Abstract

Abdominothoracic oesophageal resections, also known as Ivor Lewis procedures, are complex visceral surgery procedures. In recent years, substeps have increasingly been performed using minimally invasive techniques. However, intrathoracic anastomosis is still a challenge given the instrumental and technological possibilities available to date. This article provides a detailed description of the use of the Da Vinci robotic system and our techniques in oesophageal surgery. In a prospective data collection, we analysed the robotic-assisted oesophageal surgeries performed at the University Hospital of Schleswig-Holstein, Campus Kiel, between November 2013 and November 2015. A total of 56 patients underwent robotic-assisted oesophageal surgery, with 43 patients undergoing the Ivor Lewis technique, 10 patients undergoing the McKeown procedure and 3 patients undergoing enucleation of a leiomyoma.
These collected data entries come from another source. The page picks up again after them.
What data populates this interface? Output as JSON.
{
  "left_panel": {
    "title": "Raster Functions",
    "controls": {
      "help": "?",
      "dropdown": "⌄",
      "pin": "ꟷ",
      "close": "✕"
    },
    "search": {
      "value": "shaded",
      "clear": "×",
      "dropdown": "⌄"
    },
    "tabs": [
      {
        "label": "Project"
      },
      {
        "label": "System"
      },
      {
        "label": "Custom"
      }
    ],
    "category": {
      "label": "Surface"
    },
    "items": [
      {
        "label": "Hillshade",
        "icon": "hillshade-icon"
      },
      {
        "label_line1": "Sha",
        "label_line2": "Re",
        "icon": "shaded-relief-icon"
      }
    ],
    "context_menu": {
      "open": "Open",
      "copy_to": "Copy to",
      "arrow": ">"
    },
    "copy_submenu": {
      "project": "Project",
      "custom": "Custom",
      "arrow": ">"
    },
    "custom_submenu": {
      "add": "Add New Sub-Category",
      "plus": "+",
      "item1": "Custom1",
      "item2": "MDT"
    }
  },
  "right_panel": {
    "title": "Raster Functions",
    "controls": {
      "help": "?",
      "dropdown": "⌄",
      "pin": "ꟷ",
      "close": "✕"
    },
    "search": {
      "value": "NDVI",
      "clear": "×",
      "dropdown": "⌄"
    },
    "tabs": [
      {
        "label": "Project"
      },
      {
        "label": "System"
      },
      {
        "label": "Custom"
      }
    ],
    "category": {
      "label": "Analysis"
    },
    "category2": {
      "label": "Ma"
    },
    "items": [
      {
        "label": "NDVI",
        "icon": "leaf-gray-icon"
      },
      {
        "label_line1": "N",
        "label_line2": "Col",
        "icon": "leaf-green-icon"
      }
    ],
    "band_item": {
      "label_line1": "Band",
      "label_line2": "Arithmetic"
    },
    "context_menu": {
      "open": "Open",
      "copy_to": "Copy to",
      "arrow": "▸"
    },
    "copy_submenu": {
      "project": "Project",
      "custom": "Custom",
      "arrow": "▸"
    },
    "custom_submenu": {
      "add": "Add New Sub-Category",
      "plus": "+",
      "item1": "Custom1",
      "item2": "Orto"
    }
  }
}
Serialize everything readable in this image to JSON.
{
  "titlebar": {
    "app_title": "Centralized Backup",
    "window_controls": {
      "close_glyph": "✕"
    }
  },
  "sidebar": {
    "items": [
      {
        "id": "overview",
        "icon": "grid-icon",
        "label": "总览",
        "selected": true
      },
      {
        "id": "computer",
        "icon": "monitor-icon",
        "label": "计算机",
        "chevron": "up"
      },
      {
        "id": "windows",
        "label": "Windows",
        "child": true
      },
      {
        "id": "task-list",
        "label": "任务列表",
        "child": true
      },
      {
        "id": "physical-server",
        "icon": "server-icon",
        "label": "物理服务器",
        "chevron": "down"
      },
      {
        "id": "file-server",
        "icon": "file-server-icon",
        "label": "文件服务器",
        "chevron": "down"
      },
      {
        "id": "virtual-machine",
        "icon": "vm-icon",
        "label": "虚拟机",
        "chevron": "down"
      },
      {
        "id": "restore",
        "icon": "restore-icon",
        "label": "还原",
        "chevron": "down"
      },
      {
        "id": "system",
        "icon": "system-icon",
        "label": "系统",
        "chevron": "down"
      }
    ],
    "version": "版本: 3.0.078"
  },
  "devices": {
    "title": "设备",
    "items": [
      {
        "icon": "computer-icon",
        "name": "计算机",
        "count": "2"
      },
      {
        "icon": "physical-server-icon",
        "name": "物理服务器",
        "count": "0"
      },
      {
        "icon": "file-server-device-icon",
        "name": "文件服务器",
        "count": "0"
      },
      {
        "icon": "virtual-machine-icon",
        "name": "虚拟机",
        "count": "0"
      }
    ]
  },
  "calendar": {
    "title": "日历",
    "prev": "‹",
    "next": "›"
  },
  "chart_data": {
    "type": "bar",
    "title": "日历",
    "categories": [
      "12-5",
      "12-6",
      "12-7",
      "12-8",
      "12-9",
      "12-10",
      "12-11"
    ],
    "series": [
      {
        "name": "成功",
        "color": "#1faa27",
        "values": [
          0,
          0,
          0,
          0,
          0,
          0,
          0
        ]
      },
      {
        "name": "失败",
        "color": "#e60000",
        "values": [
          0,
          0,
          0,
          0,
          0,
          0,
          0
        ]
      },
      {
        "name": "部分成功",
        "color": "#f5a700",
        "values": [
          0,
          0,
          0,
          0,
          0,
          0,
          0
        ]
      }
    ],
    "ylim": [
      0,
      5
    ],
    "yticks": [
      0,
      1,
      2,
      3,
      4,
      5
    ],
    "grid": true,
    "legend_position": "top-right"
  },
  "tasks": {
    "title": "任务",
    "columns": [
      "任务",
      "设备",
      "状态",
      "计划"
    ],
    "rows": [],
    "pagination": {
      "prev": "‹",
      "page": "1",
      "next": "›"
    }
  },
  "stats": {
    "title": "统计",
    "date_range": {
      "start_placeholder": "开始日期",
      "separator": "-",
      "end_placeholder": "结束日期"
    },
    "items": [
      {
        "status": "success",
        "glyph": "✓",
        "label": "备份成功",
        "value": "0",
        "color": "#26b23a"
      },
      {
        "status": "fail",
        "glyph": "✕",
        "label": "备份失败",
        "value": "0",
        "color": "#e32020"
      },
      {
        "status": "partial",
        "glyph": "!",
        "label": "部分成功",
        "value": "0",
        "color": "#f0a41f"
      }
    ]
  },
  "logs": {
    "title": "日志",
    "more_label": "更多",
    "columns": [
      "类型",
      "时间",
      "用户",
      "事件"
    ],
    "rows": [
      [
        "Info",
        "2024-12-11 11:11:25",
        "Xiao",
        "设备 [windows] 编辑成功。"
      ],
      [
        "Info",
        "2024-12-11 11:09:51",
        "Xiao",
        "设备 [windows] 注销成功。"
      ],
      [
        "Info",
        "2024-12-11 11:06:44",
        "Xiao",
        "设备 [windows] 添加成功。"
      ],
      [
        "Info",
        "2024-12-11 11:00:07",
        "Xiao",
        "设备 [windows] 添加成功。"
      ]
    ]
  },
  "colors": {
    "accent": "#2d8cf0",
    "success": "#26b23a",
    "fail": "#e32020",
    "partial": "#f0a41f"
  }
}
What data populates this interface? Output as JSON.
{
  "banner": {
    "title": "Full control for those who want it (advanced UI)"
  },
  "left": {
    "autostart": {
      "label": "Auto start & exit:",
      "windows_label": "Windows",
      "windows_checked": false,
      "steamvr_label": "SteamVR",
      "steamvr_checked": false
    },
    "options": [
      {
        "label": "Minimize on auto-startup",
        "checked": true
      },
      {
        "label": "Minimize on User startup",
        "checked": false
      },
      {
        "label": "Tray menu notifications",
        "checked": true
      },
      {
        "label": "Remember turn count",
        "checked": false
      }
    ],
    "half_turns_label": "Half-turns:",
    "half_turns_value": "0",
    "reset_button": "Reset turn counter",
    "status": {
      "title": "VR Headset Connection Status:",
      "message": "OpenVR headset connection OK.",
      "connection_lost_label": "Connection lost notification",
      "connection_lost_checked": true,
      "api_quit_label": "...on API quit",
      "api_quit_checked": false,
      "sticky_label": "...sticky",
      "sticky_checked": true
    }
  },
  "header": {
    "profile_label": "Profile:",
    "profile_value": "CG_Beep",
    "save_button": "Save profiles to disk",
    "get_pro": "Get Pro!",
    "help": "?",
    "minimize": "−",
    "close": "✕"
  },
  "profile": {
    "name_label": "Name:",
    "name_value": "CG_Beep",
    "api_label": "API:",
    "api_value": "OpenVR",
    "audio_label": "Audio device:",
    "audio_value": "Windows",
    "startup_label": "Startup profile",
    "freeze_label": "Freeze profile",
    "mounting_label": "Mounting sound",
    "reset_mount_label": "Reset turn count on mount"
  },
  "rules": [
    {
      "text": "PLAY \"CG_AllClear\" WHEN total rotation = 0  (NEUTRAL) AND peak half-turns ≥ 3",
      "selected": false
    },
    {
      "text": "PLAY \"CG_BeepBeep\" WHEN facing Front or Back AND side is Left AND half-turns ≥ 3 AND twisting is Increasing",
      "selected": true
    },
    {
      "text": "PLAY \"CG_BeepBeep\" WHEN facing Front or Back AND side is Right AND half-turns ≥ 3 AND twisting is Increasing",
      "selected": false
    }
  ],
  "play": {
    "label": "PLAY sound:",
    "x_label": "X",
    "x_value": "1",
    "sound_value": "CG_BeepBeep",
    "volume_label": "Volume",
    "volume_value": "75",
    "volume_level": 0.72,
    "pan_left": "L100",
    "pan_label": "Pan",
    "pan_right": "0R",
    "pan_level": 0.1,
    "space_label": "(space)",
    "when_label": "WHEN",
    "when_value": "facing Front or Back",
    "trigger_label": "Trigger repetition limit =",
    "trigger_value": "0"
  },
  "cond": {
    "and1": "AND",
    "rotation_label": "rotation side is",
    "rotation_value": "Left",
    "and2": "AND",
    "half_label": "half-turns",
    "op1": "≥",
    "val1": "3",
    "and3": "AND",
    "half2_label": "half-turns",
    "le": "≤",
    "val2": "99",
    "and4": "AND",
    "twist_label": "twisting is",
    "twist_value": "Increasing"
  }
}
A complete tumour resection (R0 margin) was achieved in 53 patients (93.4%); the mean number of resected lymph nodes was 23 (14-75). Forty-five (80.5%) patients received an induction therapy. Mean operative time was 412 min (120-610); mean hospital stay was 19 days (4-145). A conversion to open surgery was necessary in 19 (34.1%) cases, most notably in the thoracic part of the surgical procedure (17 patients). Forty-three patients received intrathoracic oesophagogastrostomy; 4 out of 5 patients with an initial side-to-side anastomosis developed a leakage, whereupon the technique was switched to a hand-sewn procedure (leakage in 3 out of 20 patients). Other major morbidities included leakage of the gastric conduit in 2 patients (3.6%), airway fistula in 2 patients (3.6%), mesenteric ischaemia in one patient (1.8%), and peritonitis due to a dislocated feeding tube in one other patient. Pulmonary complications occurred in 19 patients (34%). Four patients (7.1%) died of pulmonary embolism, heart attack, and septic organ failure. Robotic-assisted, minimally invasive oesophagectomy is a feasible and useful approach for oncological surgery. This technique should be implemented in a structured program with an extensive and critical evaluation of the users' own results and an exchange with other experienced work teams. This helps to avoid pitfalls and to speed up the learning curve. Further technological developments and increasing experience might lead to a more widespread use of this technique.